Swiss National Bank Surprises with a 50 Basis Points Rate Cut
In a decisive move, the Swiss National Bank (SNB) reduced its key interest rate by 50 basis points, a move that was widely unexpected. The interest rate cut announced on Thursday lowered the benchmark rate to 0.5%. This decision surprised many as a Bloomberg survey indicated that the majority of economists were anticipating a more modest 25 basis point reduction.
This aggressive action, marking the SNB's largest interest rate cut in nearly a decade, aimed to curb the strength of the Swiss franc. Following the announcement, the franc experienced a notable decline against the euro, depreciating by as much as 0.7% to fall to 0.9344 per euro, the lowest level since November. It was later reported to trade down by 0.4% around 12:35 PM London time.
SNB President Martin Schlegel defended the magnitude of the rate cut in an interview with Bloomberg Television. Schlegel stated, "It doesn’t make sense to wait for reductions. That would mean we have a very restrictive monetary policy right now." This move marks the first significant policy decision since Schlegel assumed the role of central bank president.

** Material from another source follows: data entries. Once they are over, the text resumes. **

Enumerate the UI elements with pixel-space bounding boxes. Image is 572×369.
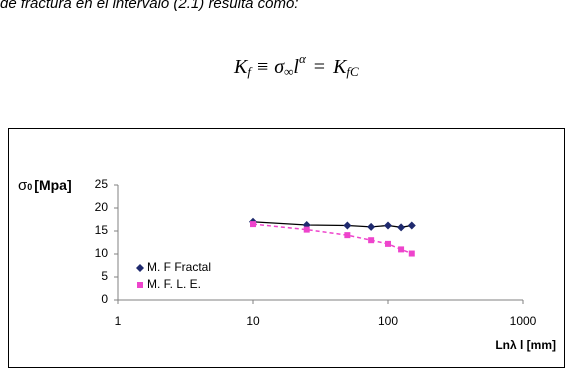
marker [303, 226, 310, 233]
x-tick-label: 1 [115, 314, 122, 328]
marker [397, 223, 406, 232]
eq-part: K [233, 56, 249, 78]
chart-frame [8, 128, 565, 368]
x-tick-label: 100 [378, 314, 398, 328]
y-label-unit: [Mpa] [34, 177, 71, 193]
eq-part: l [293, 56, 299, 78]
equation: Kf ≡ σ∞lα = KfC [233, 51, 359, 79]
eq-part: ≡ [257, 56, 268, 78]
legend-label: M. F. L. E. [147, 277, 201, 291]
eq-part: = [314, 56, 325, 78]
marker [344, 232, 351, 239]
y-label-sub: 0 [27, 182, 32, 192]
eq-part: ∞ [284, 64, 293, 79]
marker [368, 237, 375, 244]
marker [367, 222, 376, 231]
x-tick-label: 10 [246, 314, 260, 328]
y-tick-label: 10 [95, 246, 109, 260]
eq-part: α [299, 51, 307, 66]
y-tick-label: 0 [101, 292, 108, 306]
marker [408, 250, 415, 257]
marker [384, 221, 392, 230]
eq-part: fC [346, 64, 359, 79]
y-tick-label: 25 [95, 177, 109, 191]
marker [407, 221, 416, 230]
eq-part: σ [274, 56, 285, 78]
marker [343, 221, 352, 230]
x-tick-label: 1000 [510, 314, 537, 328]
y-tick-label: 15 [95, 223, 109, 237]
body-text: de fractura en el intervalo (2.1) result… [0, 0, 298, 12]
eq-part: f [247, 64, 253, 79]
y-axis-label: σ0 [Mpa] [18, 177, 72, 194]
x-axis-label: Lnλ l [mm] [495, 338, 556, 352]
legend-marker [136, 264, 144, 272]
marker [250, 221, 256, 228]
legend-marker [137, 282, 143, 288]
marker [385, 240, 391, 247]
y-tick-label: 20 [95, 200, 109, 214]
y-tick-label: 5 [101, 269, 108, 283]
legend-label: M. F Fractal [147, 260, 211, 274]
y-label-symbol: σ [18, 177, 28, 194]
eq-part: K [332, 56, 348, 78]
marker [398, 246, 405, 253]
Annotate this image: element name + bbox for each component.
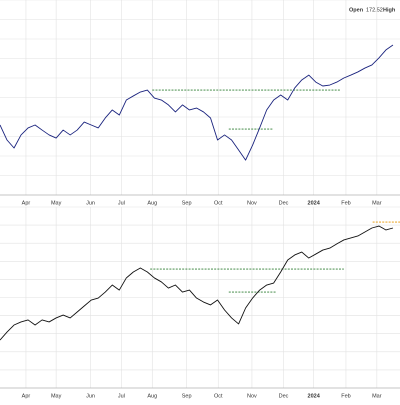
open-value: 172.52 — [366, 7, 383, 13]
x-tick-label: Sep — [182, 393, 192, 399]
x-tick-label: Jul — [118, 393, 125, 399]
x-tick-label: Jun — [86, 393, 95, 399]
x-tick-label: Nov — [247, 393, 257, 399]
x-tick-label: Dec — [279, 200, 289, 206]
open-label: Open — [349, 7, 364, 13]
x-tick-label: Feb — [341, 200, 350, 206]
x-tick-label: Jun — [86, 200, 95, 206]
x-tick-label: Mar — [372, 393, 382, 399]
x-tick-label: Nov — [247, 200, 257, 206]
x-tick-label: Jul — [118, 200, 125, 206]
x-tick-label: Aug — [147, 393, 157, 399]
x-tick-label: Apr — [22, 200, 31, 206]
x-tick-label: Sep — [182, 200, 192, 206]
x-tick-label: Mar — [372, 200, 382, 206]
x-tick-label: Apr — [22, 393, 31, 399]
x-tick-label: May — [51, 393, 62, 399]
x-tick-label: May — [51, 200, 62, 206]
x-tick-label: Feb — [341, 393, 350, 399]
x-tick-label: 2024 — [308, 393, 321, 399]
x-tick-label: Dec — [279, 393, 289, 399]
high-label: High — [383, 7, 396, 13]
x-tick-label: Oct — [214, 393, 223, 399]
price-line — [0, 44, 394, 161]
x-tick-label: Oct — [214, 200, 223, 206]
x-tick-label: Aug — [147, 200, 157, 206]
x-tick-label: 2024 — [308, 200, 321, 206]
price-line — [0, 225, 394, 341]
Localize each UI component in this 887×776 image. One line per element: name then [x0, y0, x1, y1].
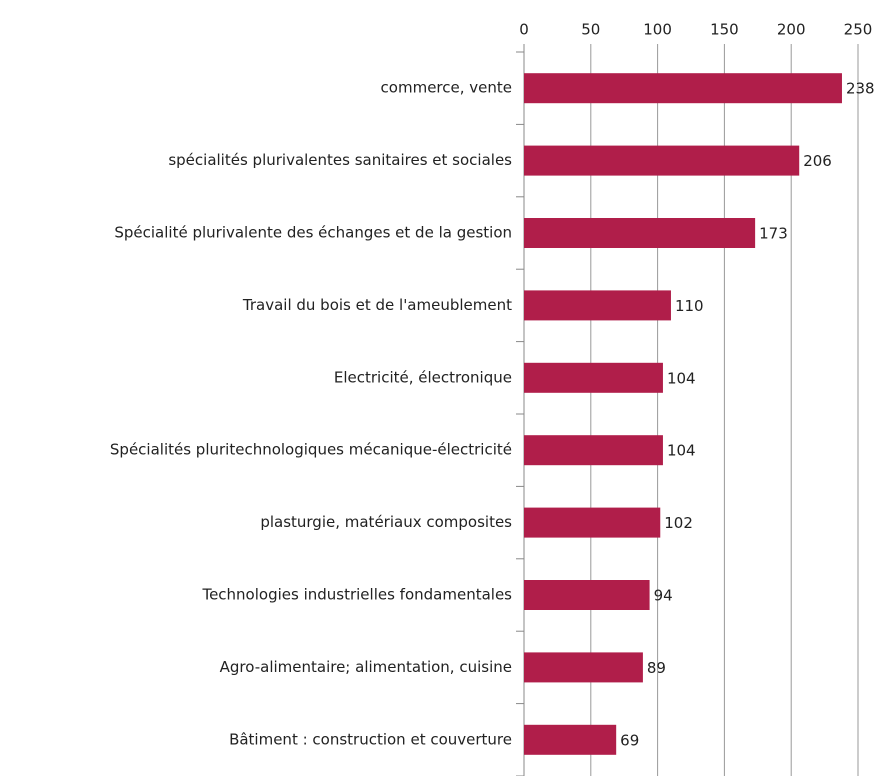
- bar: [524, 724, 617, 755]
- x-tick-label: 0: [519, 21, 529, 39]
- x-tick-label: 100: [643, 21, 672, 39]
- bar: [524, 362, 663, 393]
- value-label: 104: [667, 442, 696, 460]
- value-label: 102: [664, 514, 693, 532]
- y-tick-label: spécialités plurivalentes sanitaires et …: [168, 151, 512, 169]
- y-tick-label: Technologies industrielles fondamentales: [201, 586, 512, 604]
- y-tick-label: Electricité, électronique: [334, 368, 512, 386]
- bar: [524, 580, 650, 610]
- bar: [524, 145, 800, 176]
- x-tick-label: 50: [581, 21, 600, 39]
- y-tick-label: commerce, vente: [381, 79, 512, 97]
- bar: [524, 73, 842, 104]
- value-label: 110: [675, 297, 704, 315]
- y-tick-label: Bâtiment : construction et couverture: [229, 730, 512, 748]
- value-label: 69: [620, 731, 639, 749]
- value-label: 94: [654, 587, 673, 605]
- bar: [524, 652, 643, 683]
- bar: [524, 435, 663, 466]
- x-tick-label: 150: [710, 21, 739, 39]
- value-label: 89: [647, 659, 666, 677]
- bar: [524, 507, 661, 538]
- y-tick-label: Travail du bois et de l'ameublement: [242, 296, 512, 314]
- x-tick-label: 200: [777, 21, 806, 39]
- value-label: 104: [667, 369, 696, 387]
- y-tick-label: Spécialités pluritechnologiques mécaniqu…: [110, 441, 512, 459]
- bar: [524, 290, 671, 321]
- value-label: 238: [846, 80, 875, 98]
- value-label: 206: [803, 152, 832, 170]
- x-tick-label: 250: [844, 21, 873, 39]
- y-tick-label: plasturgie, matériaux composites: [260, 513, 512, 531]
- value-label: 173: [759, 225, 788, 243]
- bar: [524, 218, 756, 248]
- y-tick-label: Agro-alimentaire; alimentation, cuisine: [220, 658, 512, 676]
- y-tick-label: Spécialité plurivalente des échanges et …: [114, 224, 512, 242]
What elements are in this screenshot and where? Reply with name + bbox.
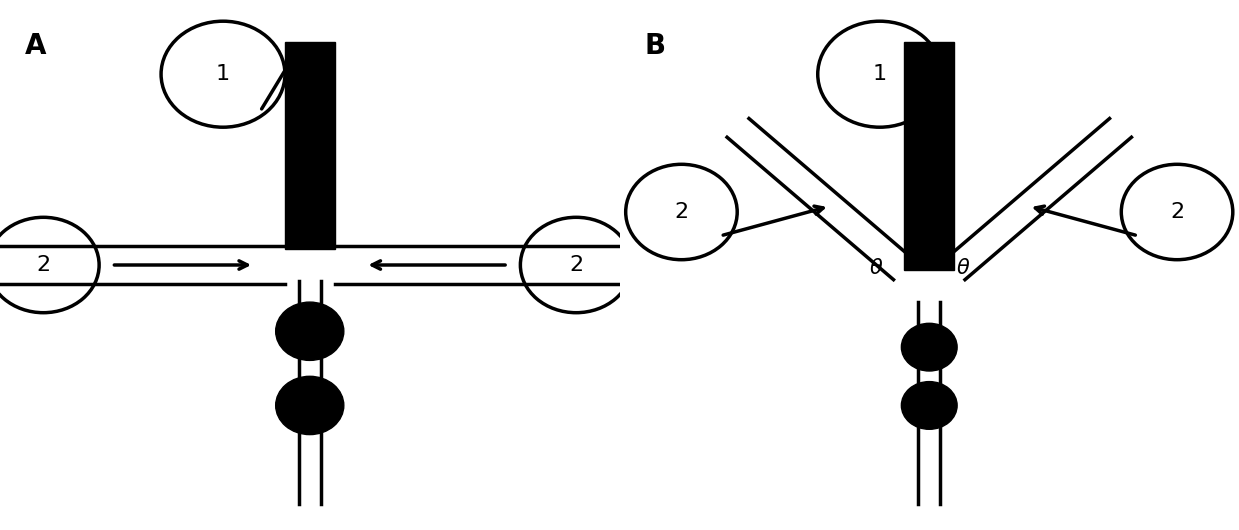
- Circle shape: [901, 323, 957, 371]
- Text: A: A: [25, 32, 46, 60]
- Circle shape: [901, 382, 957, 429]
- Bar: [904, 42, 954, 270]
- Circle shape: [275, 302, 343, 360]
- Circle shape: [275, 376, 343, 435]
- Text: 2: 2: [569, 255, 584, 275]
- Text: 1: 1: [216, 64, 230, 84]
- Text: $\theta$: $\theta$: [870, 258, 883, 278]
- Text: 2: 2: [674, 202, 689, 222]
- Text: $\theta$: $\theta$: [957, 258, 970, 278]
- Bar: [285, 42, 335, 249]
- Text: B: B: [644, 32, 665, 60]
- Text: 2: 2: [36, 255, 51, 275]
- Text: 2: 2: [1170, 202, 1184, 222]
- Text: 1: 1: [872, 64, 887, 84]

The SNB's action is interpreted as a preventive measure to deter investors from flocking to the Swiss franc, which is often sought as a safe haven during geopolitical tensions. Ongoing conflicts in Ukraine and the Middle East, along with the possibility of Donald Trump's return to the White House, have triggered this strategic monetary policy adjustment, given the current global uncertainties.